A “conditional acceptance” of specific disabled bodies also has implications for people whose disabilities are unpredictable, not visible to the naked eye, or cast aside by nondisabled people in ways large and small because they are thought to be “not really disabling.” For example, think of the many jokes regarding Restless Leg Syndrome and Chronic Fatigue Syndrome that every hack comedian thinks are just hilarious, and the many internet comments arguing that fibromyalgia is not a real illness.

Mitchell and Snyder’s points about which kinds of disabled bodies get included in the nationalist project versus which do not were extremely compelling to me, both as a longtime reader/student of Disability Studies and as a person whose disability (fibromyalgia) forces me to walk a fine line—often with my cane—between a kind of conditional acceptance in certain settings and outright dismissal in others.

The book’s second chapter, “Curricular Cripistemologies; or, Every Child Left Behind,” is its strongest; here, Mitchell and Snyder critique academia’s overall silence when it comes to disability and disability studies—except for when universities or individual departments are able to use students or professors with disabilities to check the box for “diverse” or “multicultural” funding or hiring initiatives. Conditional acceptance rears its monstrous head again in said initiatives; some people with disabilities are accepted, but some are not.

As the authors explain, their critique in this chapter “centers on inclusionism as a neoliberal gloss on diversity initiatives that get some disabled students in the door while leaving the vast majority of crip/queer students behind” (80). The questions that Mitchell and Snyder ask here are not simply hypothetical or theoretical. There are some very real boundaries that keep the majority of people with disabilities from accessing—or thriving in—higher education.

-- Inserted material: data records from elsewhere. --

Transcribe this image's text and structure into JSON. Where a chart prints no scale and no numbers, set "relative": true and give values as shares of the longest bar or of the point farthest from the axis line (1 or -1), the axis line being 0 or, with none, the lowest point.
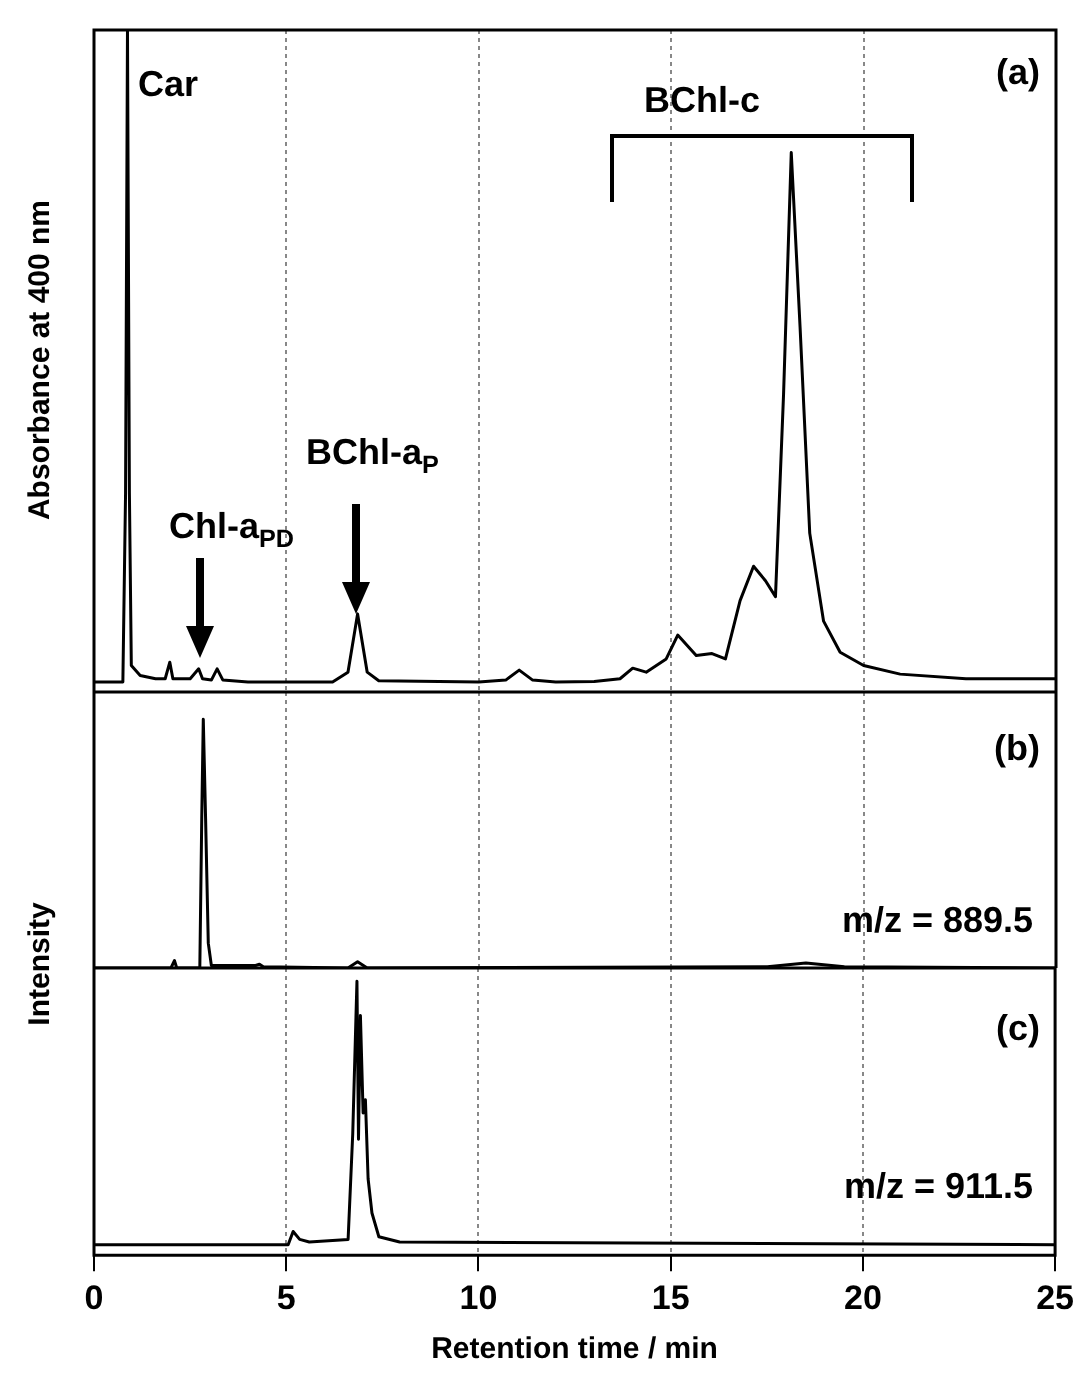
{
  "chart_data": [
    {
      "type": "line",
      "relative": true,
      "ylabel": "Absorbance at 400 nm",
      "xlim": [
        0,
        25
      ],
      "xticks": [
        0,
        5,
        10,
        15,
        20,
        25
      ],
      "grid": "x",
      "tick_labels": false,
      "color": "#000000",
      "x": [
        0,
        0.75,
        0.82,
        0.87,
        0.92,
        0.97,
        1.2,
        1.6,
        1.85,
        1.97,
        2.05,
        2.5,
        2.72,
        2.82,
        3.05,
        3.2,
        3.35,
        4,
        6.2,
        6.6,
        6.85,
        7.1,
        7.4,
        10,
        10.7,
        11.05,
        11.4,
        12,
        13,
        13.67,
        14,
        14.35,
        14.87,
        15.17,
        15.65,
        16.06,
        16.41,
        16.79,
        17.14,
        17.45,
        17.71,
        17.92,
        18.12,
        18.35,
        18.6,
        18.96,
        19.39,
        20,
        20.95,
        22.66,
        25
      ],
      "values": [
        0.015,
        0.015,
        0.3,
        1,
        0.3,
        0.04,
        0.025,
        0.02,
        0.02,
        0.045,
        0.02,
        0.02,
        0.035,
        0.02,
        0.018,
        0.035,
        0.018,
        0.015,
        0.015,
        0.03,
        0.118,
        0.03,
        0.017,
        0.015,
        0.018,
        0.033,
        0.018,
        0.015,
        0.016,
        0.02,
        0.036,
        0.03,
        0.05,
        0.086,
        0.055,
        0.058,
        0.05,
        0.138,
        0.19,
        0.168,
        0.144,
        0.45,
        0.815,
        0.55,
        0.24,
        0.107,
        0.06,
        0.04,
        0.027,
        0.02,
        0.02
      ],
      "annotations": [
        "Car",
        "(a)",
        "BChl-c",
        "Chl-a$_{PD}$",
        "BChl-a$_{P}$"
      ]
    },
    {
      "type": "line",
      "relative": true,
      "ylabel": "Intensity",
      "xlim": [
        0,
        25
      ],
      "xticks": [
        0,
        5,
        10,
        15,
        20,
        25
      ],
      "grid": "x",
      "tick_labels": false,
      "color": "#000000",
      "x": [
        0,
        2,
        2.09,
        2.15,
        2.75,
        2.8,
        2.84,
        2.9,
        2.97,
        3.05,
        4.2,
        4.3,
        4.4,
        6.6,
        6.85,
        7.1,
        17.5,
        18.5,
        19.5,
        25
      ],
      "values": [
        0,
        0,
        0.03,
        0,
        0,
        0.6,
        1,
        0.6,
        0.1,
        0.01,
        0.01,
        0.015,
        0.005,
        0,
        0.025,
        0,
        0.005,
        0.02,
        0.005,
        0
      ],
      "annotations": [
        "(b)",
        "m/z = 889.5"
      ]
    },
    {
      "type": "line",
      "relative": true,
      "xlabel": "Retention time / min",
      "xlim": [
        0,
        25
      ],
      "xticks": [
        0,
        5,
        10,
        15,
        20,
        25
      ],
      "grid": "x",
      "tick_labels": "x",
      "color": "#000000",
      "x": [
        0,
        5.05,
        5.18,
        5.35,
        5.6,
        6.61,
        6.73,
        6.84,
        6.88,
        6.93,
        7,
        7.06,
        7.13,
        7.23,
        7.41,
        7.95,
        25
      ],
      "values": [
        0,
        0,
        0.05,
        0.02,
        0.01,
        0.02,
        0.42,
        1,
        0.4,
        0.87,
        0.5,
        0.55,
        0.25,
        0.12,
        0.03,
        0.01,
        0
      ],
      "annotations": [
        "(c)",
        "m/z = 911.5"
      ]
    }
  ]
}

Various chapters in The Biopolitics of Disability cover such wide-ranging topics as “disability futures” in the classic film Midnight Cowboy, the politics of disability film festivals, disability representation in independent films, online support groups for rare health conditions and the navigation of the medical industry, the labeling of certain people with disabilities as “unproductive,” and the implications of said labeling for modern capitalism.

I found this book both informative and a great call-to-arms for Disability Studies, the academic Humanities, and the disability rights movement. If you’ve had trouble understanding terms like neoliberalism, biopower, and biopolitics in the past, you should think about taking a look at this book—Mitchell and Snyder provide comprehensive definitions of these terms and real-world examples of these ideas in action. If The Biopolitics of Disability seems like a book that you would enjoy due to its content and subject matter, I’d encourage you to check it out.

The Biopolitics of Disability (ISBN: 9780472052714) is available now from the University of Michigan Press.